27. Ar8c4 can only have 1 in 9(2) cage but no 8 is available -> no 1 in r9c45
27a. r9c6 = 1 (hsingle n8)

28. r9c45 must have 7 or 9 for r9 since the only other place is r9c8 (Hidden killer pair)
28a. Ar8c4 sums to 20 -> cannot have both 7 & 9 (= 16)since no 1 is available to get the final 2 cells to sum to 4
28b. -> no 7 in r8c45

29. no 7 in r8c3 since it can only form a 16(2) in r8 in Ar7c2: but {79} clashes with r8c9
29a. r8c9 = 7 (hsingle r8)
29b. r9c8 = 9

Now getting it to singles ASAP.

30. 7 locked in r9 in r9c45 in Ar8c4 but r9c4 can't be 7. Like this.
30a.
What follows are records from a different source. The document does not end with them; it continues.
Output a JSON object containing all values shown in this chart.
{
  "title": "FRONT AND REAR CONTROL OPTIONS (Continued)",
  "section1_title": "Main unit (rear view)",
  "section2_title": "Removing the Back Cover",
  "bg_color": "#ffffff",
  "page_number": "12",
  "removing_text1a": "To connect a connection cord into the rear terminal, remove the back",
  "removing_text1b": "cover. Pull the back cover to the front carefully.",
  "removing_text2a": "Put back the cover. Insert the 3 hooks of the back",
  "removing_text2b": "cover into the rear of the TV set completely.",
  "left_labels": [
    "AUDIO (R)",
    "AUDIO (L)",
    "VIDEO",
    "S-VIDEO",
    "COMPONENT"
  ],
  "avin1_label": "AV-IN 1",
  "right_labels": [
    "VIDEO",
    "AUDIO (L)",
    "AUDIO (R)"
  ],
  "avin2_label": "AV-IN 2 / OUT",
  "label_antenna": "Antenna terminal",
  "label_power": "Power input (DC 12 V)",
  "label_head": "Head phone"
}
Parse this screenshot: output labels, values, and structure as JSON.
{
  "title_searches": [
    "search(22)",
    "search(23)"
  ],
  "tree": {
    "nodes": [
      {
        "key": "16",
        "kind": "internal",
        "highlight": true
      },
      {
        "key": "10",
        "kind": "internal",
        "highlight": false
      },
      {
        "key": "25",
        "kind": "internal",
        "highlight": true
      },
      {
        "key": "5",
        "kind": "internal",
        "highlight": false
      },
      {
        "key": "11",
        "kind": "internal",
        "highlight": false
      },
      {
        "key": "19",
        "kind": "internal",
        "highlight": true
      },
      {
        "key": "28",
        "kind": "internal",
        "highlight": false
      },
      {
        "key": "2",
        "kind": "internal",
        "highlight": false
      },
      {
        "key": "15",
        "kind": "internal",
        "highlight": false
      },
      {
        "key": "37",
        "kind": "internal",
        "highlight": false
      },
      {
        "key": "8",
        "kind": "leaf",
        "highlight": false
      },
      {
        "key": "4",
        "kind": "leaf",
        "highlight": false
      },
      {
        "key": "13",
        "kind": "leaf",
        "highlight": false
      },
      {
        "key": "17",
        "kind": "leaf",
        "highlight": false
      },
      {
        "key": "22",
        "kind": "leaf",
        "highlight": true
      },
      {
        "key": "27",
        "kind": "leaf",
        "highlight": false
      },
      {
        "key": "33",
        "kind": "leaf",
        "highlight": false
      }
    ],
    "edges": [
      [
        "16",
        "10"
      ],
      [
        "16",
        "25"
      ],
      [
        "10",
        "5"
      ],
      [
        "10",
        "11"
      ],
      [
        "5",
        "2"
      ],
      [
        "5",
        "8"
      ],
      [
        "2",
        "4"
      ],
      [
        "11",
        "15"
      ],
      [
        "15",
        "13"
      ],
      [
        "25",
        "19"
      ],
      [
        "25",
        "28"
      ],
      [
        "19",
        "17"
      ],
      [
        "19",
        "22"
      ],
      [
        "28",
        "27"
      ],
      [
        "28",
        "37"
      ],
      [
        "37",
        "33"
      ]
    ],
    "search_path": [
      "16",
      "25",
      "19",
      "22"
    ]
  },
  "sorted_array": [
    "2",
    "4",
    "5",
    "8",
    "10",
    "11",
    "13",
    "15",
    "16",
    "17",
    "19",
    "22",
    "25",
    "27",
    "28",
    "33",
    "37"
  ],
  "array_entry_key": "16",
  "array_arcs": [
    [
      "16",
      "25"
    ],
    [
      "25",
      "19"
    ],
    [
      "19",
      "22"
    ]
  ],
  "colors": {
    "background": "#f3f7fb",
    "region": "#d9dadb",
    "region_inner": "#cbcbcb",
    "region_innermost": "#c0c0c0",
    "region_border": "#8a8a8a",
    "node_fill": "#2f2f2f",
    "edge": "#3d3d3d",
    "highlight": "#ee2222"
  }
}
Ar8c4 = 11(2) and 9(2) but r9c45 can't sum to 11 or 9 -> the two cages must be vertical
30b. with 7 in r9c4 -> r9c5 = 3 -> r89c5 must be 9(2) = [63] and r89c4 = 11(2) = [47]
30c. but r8c45 = [46] clashes with r8c17 = (456)
30d. -> no 7 in r9c4

31. r9c4 = 5, r9c5 = 7 (hsingle r9)

32. r89c4 cannot be 9(2) since this would force r89c5 = 11(2) but both would need a 4
32a. r89c4 = 11(2) -> r8c4 = 6
32b. r89c5 = 9(2) ->r8c5 = 2

33. r6c4 = 4 -> r4c6 = 6

34. Ar4c5 with 6 in r4c6 must have the 6 with 14(2) -> 8 locked for n5

35. Ar5c4 with 4 in r6c4 must belong to 13(2) since no 3 is available for 7(2) -> 7(2) and must have 5 -> 2 locked
35a. r5c4 = 2
35b. r6c45 must be 13(2) -> r6c5 = 9

rest is singles without considering the diagonals.